Wednesday, January 15, 2014

India's Liquidity Improves

Domestic Indian rupee and US dollar liquidity has shown clear signs of improvement over the past few months and this has clearly manifested in the form of a stronger rupee and lower overnight index swap (OIS) rates. Much of this is due to the narrowing of the trade deficit as imports of precious metals fell.
However, for a more sustainable improvement in external funding to occur, external demand needs to return and translate into better exports. Based on past trends, banking system stress materialises only when the current account deficit exceeds around 3.5% of GDP. This has been reflected in the amount of liquidity the Reserve Bank of India (RBI) has needed to release into the financial system.
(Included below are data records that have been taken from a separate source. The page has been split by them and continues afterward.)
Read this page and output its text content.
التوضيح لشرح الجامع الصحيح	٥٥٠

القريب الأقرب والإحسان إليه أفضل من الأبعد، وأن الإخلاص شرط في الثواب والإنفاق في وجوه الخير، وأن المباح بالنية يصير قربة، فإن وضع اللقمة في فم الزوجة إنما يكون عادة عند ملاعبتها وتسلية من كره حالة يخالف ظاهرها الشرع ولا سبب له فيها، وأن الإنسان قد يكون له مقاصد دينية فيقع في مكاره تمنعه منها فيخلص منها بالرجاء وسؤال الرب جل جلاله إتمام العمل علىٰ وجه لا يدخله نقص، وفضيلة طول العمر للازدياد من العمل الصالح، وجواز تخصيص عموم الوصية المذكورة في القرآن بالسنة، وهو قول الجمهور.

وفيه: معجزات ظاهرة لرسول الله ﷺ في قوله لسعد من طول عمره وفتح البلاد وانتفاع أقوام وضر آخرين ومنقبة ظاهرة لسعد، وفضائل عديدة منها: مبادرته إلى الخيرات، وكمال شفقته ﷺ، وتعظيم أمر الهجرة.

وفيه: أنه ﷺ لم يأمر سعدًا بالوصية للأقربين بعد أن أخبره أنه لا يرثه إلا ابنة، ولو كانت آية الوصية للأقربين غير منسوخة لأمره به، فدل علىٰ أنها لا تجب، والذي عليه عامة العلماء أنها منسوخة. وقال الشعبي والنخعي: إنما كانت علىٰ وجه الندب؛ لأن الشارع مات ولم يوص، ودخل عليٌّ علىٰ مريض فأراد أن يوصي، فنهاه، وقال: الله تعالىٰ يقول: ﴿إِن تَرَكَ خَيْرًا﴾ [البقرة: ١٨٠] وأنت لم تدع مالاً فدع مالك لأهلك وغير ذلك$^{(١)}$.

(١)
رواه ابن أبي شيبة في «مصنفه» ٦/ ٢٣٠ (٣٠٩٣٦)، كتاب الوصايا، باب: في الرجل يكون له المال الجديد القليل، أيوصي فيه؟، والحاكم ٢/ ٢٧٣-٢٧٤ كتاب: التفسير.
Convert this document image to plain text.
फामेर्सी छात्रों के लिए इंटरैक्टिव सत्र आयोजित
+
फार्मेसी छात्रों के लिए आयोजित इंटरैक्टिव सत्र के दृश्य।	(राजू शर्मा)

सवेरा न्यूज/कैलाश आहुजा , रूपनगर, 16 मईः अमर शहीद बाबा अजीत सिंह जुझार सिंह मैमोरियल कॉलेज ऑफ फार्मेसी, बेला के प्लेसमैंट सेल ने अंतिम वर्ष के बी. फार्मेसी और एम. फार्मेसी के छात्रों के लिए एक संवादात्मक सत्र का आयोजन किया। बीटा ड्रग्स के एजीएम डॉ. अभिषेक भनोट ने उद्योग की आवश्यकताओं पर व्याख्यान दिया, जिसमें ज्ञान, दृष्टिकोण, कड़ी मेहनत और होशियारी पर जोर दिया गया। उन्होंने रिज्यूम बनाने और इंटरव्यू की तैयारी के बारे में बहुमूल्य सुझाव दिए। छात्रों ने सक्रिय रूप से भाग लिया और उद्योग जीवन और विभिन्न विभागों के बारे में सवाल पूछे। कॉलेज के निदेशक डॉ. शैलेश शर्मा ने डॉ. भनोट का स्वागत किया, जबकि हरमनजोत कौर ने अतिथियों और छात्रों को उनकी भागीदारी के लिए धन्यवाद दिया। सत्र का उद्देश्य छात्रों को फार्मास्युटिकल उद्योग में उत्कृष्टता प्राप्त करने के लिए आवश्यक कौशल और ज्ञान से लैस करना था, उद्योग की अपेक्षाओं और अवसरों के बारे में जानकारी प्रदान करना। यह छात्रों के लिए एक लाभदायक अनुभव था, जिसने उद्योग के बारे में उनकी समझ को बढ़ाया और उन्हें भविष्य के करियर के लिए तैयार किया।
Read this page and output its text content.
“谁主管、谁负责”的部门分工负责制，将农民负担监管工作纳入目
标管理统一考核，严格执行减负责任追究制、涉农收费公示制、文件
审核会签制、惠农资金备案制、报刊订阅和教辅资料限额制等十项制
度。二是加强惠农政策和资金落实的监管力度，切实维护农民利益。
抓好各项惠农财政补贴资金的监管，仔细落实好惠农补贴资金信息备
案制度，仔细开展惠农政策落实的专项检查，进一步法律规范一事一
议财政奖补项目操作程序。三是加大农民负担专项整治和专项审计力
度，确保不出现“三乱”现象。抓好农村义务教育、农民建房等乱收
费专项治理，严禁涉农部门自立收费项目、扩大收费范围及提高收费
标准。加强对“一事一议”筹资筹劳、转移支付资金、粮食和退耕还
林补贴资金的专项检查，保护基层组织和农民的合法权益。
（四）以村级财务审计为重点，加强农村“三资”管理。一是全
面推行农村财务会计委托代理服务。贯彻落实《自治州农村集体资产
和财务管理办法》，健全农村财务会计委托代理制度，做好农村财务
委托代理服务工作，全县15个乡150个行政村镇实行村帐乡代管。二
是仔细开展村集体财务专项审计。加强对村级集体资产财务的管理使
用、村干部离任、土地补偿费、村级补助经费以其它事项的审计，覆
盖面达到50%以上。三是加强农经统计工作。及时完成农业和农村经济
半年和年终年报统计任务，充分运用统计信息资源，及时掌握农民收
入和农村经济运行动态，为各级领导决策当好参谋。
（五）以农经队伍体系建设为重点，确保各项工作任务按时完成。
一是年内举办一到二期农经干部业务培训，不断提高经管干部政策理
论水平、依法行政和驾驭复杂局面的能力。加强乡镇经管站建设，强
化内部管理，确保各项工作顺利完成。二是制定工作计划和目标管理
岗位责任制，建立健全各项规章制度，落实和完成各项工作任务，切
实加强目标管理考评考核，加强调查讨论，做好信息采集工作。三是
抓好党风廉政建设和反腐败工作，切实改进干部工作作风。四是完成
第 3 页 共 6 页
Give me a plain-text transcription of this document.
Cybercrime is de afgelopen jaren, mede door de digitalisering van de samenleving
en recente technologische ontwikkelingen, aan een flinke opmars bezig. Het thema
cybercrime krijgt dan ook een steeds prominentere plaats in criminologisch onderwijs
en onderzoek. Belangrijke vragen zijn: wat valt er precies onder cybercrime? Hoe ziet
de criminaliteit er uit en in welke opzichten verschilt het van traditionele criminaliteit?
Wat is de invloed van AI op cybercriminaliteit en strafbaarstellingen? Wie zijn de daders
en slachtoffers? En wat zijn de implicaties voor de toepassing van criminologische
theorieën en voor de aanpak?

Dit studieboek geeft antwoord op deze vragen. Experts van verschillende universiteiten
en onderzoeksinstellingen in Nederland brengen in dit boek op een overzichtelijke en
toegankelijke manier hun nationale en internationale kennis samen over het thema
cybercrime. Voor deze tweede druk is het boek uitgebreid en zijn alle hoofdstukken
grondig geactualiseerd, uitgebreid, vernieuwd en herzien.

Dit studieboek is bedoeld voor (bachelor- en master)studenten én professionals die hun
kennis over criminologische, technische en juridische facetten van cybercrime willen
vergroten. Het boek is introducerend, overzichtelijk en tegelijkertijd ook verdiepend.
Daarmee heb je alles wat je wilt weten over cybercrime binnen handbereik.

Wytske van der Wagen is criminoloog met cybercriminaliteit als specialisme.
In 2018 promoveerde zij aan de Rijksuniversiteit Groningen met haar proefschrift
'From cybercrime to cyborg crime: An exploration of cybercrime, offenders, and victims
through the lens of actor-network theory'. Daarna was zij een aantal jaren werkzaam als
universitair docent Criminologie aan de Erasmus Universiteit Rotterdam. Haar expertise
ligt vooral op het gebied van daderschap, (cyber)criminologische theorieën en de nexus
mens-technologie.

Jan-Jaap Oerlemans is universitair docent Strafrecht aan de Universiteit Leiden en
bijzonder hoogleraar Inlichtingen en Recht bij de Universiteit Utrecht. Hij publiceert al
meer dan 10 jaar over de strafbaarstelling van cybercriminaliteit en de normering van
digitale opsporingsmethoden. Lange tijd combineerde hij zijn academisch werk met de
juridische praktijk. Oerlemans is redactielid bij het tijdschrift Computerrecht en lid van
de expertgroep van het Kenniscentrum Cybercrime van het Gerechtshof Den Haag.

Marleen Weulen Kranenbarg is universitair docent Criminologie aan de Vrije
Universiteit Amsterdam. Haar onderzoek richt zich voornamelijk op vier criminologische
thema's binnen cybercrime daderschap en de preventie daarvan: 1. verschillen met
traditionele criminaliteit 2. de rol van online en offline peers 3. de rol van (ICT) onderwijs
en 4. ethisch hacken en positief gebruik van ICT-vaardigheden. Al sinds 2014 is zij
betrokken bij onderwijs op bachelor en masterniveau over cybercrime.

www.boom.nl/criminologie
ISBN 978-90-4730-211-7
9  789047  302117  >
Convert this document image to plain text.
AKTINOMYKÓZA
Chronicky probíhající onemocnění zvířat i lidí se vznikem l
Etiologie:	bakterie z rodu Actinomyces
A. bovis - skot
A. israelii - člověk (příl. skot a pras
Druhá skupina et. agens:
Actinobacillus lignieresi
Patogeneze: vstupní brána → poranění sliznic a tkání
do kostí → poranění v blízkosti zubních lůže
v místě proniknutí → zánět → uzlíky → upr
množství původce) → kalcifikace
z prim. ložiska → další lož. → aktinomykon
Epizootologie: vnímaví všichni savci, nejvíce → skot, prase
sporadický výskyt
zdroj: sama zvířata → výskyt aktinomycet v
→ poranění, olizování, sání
Notably, liquidity injections only became elevated in mid-2010 and that was the point when the current account deficit widened sharply toward 4% of GDP. Since mid-2013 however, the total amount of liquidity provision (calculated as the repurchase rate, the term repo and the marginal standing facility) has fallen. Moreover, the overnight interbank rate is now hovering between the MSF rate and the repo rate (as opposed to hugging the MSF rate when liquidity was in short supply).
In the short-term, there is scope for front-end rupee OIS rates to head lower as risk premiums become more compressed. However, for this trend to continue to the medium term, a recovery in the trade balance via exports would be needed.